Which brings us to what mister z said, which was spot on. Statistical variation in all sorts of innate cognitive abilities between almost any categorical group of humans you care to name (men, women, blacks, whites, Chinese, Brits, etc) might exist, but it is utterly swamped by the variation within such groups. That means the between-group variations in ability predict virtually nothing about any given individual within the group, and therefore have no policy implications.
Somebody should tell Jack Strocchi that!
Knowledge of the existence of a slight statistical variation b/w randomly selected, centrally-tended members of diverse groups will give you an edge when you have to make a decision under conditions of general uncertainty. This has policy implications alright, no pun intended!
More generally, although most human groups have characteristics that overlap other groups it is still the case that the deviant tails of one distribution will fall-short or over-shoot the normal bell of another. So most randomly selected members of different groups will be fairly similar in most characteristics. But the elite of one and the dregs of another will vary massively.
It is important to know what is going on at the extremes since these kind of individuals can have a powerful effect. eg we would like to know what kind of population produces more “jewels in the crown”. And what kind produces more “spanners in the works”.
Step 1: Wind-up.
Step 2: Point.
(Repeat till no longer sport)
“…That means the between-group variations in ability predict virtually nothing about any given individual within the group, and therefore have no policy implications.”
But ‘policy’ (at least as opposed to law) is hard to make with respect to individuals, whereas, for good or ill, it is frequently made with respect to groups. Not saying that group assumptions are necessarily a wise thing for making policy; just saying, Careful with that ‘therefore,’ Eugene.

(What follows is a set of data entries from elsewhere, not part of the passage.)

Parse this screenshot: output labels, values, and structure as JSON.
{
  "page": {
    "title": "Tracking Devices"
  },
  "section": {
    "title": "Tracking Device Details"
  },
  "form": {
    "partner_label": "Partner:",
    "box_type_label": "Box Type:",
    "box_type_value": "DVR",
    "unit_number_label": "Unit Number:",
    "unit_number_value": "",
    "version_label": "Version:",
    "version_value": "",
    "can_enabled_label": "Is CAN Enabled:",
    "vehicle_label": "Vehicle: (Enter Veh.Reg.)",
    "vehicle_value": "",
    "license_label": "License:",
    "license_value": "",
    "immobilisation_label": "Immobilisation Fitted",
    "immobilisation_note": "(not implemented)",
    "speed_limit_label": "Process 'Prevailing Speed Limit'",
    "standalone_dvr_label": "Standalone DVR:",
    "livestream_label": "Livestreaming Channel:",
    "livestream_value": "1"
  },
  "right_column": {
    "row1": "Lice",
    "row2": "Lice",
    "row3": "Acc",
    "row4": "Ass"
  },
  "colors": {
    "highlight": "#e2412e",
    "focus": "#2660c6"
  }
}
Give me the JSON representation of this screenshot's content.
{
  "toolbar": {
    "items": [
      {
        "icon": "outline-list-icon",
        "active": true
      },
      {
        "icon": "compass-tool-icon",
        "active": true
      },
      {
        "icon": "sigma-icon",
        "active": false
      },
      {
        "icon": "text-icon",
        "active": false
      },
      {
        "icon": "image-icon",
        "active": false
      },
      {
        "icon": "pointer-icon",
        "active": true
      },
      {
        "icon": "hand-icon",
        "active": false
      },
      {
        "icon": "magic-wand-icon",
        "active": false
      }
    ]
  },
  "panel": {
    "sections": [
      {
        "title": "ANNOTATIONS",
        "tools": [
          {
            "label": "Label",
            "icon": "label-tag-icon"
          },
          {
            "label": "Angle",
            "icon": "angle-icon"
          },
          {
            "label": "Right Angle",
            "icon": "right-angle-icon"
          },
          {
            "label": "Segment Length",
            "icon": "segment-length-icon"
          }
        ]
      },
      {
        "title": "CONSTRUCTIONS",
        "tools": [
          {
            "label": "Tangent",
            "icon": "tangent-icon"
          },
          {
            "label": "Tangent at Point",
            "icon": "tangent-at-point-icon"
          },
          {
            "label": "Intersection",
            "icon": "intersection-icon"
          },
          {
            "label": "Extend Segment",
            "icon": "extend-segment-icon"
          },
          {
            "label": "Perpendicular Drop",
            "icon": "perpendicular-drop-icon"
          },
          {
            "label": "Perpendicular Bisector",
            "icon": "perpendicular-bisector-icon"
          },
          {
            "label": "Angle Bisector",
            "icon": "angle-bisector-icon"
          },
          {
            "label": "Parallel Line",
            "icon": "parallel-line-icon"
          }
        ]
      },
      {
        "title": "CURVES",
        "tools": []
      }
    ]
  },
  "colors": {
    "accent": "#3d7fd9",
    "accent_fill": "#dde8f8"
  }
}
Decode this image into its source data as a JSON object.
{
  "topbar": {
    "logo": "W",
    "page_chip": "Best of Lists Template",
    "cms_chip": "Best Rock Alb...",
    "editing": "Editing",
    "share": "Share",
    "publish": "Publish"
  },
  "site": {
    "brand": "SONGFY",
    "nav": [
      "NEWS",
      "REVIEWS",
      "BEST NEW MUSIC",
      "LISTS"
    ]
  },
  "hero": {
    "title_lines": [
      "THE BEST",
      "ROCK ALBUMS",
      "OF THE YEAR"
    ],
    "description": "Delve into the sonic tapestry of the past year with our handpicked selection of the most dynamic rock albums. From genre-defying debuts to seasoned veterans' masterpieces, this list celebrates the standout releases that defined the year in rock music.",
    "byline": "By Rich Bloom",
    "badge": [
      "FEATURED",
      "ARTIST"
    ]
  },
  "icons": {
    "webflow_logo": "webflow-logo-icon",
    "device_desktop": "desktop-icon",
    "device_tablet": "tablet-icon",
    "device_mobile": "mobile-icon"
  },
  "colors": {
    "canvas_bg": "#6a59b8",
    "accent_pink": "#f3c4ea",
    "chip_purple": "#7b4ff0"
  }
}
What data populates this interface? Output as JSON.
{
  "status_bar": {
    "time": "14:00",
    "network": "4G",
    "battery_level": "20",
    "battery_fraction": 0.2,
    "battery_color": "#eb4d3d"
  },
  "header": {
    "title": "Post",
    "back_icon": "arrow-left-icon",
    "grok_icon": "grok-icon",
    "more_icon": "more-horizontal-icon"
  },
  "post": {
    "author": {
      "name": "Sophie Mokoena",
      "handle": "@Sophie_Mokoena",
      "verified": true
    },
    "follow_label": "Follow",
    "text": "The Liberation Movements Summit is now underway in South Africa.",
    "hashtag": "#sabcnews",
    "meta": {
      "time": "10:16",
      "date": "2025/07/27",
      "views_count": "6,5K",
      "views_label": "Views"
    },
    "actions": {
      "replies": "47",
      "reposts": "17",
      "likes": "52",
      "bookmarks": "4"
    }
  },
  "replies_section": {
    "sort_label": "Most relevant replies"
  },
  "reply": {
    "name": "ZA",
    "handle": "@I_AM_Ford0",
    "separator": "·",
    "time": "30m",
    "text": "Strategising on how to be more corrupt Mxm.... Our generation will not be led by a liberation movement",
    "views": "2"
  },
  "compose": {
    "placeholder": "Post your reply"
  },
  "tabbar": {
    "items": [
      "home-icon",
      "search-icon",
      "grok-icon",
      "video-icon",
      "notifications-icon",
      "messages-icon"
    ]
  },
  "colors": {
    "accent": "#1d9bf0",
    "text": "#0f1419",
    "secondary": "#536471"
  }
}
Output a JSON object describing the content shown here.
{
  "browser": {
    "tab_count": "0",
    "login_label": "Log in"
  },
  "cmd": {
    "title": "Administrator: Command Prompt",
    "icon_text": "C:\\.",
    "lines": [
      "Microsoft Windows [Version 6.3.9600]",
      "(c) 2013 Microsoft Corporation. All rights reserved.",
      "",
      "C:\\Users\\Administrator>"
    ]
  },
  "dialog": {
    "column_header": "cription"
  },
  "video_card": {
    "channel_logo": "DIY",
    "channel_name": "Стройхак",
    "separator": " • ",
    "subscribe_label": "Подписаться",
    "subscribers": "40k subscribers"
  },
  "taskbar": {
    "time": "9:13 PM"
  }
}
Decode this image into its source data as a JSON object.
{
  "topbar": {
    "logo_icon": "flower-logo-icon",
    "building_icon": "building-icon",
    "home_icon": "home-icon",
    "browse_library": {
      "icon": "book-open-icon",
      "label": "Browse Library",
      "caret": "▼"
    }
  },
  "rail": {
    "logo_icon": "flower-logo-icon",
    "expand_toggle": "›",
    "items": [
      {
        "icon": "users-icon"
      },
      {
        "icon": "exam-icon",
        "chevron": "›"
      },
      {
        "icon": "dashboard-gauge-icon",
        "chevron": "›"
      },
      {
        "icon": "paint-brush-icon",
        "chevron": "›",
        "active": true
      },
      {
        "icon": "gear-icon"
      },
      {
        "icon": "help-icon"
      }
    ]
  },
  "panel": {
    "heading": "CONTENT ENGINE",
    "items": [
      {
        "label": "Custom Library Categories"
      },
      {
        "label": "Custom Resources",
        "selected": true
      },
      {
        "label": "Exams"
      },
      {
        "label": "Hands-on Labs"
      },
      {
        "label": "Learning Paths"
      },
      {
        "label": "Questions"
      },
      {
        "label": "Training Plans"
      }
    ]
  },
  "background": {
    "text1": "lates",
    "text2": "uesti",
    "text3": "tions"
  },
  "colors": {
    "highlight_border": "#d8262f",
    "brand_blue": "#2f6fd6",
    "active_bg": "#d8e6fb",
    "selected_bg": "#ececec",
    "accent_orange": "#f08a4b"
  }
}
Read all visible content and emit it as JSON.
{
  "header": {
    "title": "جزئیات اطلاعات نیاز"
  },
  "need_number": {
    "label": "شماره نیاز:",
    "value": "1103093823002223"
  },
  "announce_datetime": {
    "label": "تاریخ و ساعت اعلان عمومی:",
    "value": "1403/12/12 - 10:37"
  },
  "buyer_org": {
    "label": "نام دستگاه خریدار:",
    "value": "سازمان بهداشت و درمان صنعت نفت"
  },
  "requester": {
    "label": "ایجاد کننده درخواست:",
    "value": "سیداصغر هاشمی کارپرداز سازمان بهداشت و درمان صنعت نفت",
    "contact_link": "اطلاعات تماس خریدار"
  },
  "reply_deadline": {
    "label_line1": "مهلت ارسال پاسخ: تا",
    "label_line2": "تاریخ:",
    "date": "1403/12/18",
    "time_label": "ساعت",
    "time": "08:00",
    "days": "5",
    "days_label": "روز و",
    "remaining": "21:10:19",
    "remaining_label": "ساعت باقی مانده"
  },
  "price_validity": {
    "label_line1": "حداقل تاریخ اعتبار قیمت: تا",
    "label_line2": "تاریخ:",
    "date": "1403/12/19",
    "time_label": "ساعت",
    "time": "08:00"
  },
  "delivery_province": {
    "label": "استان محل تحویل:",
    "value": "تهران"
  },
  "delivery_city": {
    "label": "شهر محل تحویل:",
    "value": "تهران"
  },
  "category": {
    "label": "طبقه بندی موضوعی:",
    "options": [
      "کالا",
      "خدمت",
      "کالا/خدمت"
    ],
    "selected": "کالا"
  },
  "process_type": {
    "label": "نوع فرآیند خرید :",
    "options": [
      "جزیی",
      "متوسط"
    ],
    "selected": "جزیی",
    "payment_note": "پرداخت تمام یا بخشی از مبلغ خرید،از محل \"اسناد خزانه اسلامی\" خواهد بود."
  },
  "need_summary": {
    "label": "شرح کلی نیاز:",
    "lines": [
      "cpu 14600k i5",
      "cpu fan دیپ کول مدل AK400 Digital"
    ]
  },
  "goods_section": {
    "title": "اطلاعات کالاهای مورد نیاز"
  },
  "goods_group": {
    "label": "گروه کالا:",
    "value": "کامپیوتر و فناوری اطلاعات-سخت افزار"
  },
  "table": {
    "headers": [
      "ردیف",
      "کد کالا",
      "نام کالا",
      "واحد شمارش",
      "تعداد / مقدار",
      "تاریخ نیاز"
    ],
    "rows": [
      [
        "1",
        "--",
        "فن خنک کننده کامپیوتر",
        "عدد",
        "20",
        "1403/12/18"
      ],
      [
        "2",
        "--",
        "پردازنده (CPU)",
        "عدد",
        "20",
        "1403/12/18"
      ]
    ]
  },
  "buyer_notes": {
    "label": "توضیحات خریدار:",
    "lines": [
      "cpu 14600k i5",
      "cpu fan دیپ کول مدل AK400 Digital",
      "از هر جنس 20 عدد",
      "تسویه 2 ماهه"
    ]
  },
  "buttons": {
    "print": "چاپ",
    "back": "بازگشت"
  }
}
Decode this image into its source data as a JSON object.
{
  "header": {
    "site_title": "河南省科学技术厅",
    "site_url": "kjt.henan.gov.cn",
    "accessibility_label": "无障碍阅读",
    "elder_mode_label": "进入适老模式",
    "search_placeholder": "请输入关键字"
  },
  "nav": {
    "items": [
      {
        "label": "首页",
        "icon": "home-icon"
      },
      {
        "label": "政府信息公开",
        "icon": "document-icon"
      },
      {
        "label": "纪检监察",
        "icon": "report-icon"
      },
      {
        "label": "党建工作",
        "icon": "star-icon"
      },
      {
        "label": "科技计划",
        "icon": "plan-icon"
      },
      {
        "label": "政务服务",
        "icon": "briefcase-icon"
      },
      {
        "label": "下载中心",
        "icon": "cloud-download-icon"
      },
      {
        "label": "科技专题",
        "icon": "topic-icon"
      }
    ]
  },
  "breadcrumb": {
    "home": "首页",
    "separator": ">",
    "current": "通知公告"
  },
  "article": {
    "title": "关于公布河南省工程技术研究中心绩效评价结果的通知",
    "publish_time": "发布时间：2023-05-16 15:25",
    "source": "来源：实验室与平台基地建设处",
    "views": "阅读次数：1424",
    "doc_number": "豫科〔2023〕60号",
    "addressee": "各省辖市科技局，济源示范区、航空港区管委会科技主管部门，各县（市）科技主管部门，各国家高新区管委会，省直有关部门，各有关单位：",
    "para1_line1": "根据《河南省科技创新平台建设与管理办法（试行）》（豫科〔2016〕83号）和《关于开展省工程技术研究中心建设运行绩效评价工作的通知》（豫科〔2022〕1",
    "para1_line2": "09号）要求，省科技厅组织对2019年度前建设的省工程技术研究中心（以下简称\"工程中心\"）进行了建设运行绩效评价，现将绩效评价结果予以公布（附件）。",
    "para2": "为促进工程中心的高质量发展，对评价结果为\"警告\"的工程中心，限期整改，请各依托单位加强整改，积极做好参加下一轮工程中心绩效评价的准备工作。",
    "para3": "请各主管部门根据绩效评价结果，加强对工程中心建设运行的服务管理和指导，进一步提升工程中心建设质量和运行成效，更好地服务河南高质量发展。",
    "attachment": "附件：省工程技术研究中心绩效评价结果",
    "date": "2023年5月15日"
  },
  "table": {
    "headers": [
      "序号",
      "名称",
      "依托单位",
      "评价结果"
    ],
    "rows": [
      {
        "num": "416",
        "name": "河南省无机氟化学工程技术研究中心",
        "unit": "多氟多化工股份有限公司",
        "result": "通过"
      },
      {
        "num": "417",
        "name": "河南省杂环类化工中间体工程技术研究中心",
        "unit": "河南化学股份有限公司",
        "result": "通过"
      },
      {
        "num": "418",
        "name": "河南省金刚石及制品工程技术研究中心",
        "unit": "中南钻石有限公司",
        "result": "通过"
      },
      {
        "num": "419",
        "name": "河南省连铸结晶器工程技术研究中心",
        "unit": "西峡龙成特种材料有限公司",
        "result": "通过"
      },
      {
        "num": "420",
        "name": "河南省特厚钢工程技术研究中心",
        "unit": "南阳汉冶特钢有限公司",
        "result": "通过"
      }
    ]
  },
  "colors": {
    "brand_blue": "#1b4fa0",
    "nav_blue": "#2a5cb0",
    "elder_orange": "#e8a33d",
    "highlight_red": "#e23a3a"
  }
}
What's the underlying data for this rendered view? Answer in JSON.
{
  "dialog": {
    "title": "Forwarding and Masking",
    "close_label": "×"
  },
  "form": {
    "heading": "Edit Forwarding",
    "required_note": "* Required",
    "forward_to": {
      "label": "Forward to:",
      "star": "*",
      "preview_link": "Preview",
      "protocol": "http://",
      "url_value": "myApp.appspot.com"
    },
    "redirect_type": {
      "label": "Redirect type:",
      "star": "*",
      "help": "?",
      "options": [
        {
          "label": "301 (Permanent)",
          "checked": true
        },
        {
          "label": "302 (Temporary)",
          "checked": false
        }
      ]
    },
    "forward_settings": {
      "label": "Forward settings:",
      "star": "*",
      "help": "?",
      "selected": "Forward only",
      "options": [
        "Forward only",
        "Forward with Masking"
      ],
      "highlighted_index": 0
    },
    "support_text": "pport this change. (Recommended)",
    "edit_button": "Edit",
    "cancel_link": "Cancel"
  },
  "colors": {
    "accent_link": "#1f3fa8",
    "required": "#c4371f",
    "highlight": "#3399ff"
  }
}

And of course, this whole finger business smells silly. Did you know that if your hand is bigger than your face, then, oh, I forget what it’s supposed to predict…
Point taken, AGNGG – I should have said “should have no policy implications”.
But Jack S would apparently disagree with this, too. And I think he’s wrong, on sorta Bayesian grounds. If I’m making education policy for small children in a particular group, which group I know (how? in fact it’s really hard to establish differences in group innate abilities partly because they’re so small) has slightly more innate ability at maths than the average, what is gained by treating them all as maths geniuses? We can get far, far better information by individual assessment in the same manner we would for other groups, because the prior probabilities for each member of the group are hardly affected by their membership of the group. And that goes for the individuals who are outliers too – the priors may be stronger, but so will the information provided by the individual assessment.
Not to mention that even where group membership does tell us a lot about those prior probabilities, statistical discrimination can be shown to be individually optimal but very much socially sub-optimal. Try googling “segregation models”.
dd, I think the policy implications Jack has in mind principally relate to immigration. Which says it all really…
Ring fingers slightly longer… but waaay more literate than numerate. But maybe that’s just because I got bored with maths. I was in advanced maths until yr10 but chose the lowest class in 11 and 12 as soon as I had a choice in the matter. In the meantime I did 4 units of english, modern history, religion, and had to drop out of physics at the end of yr 11 because the math was killing me. This finger theory is a bit iffy if you ask me.
Perhaps if you tied a string around the finger you’d get string theory and then you’d be good at physics?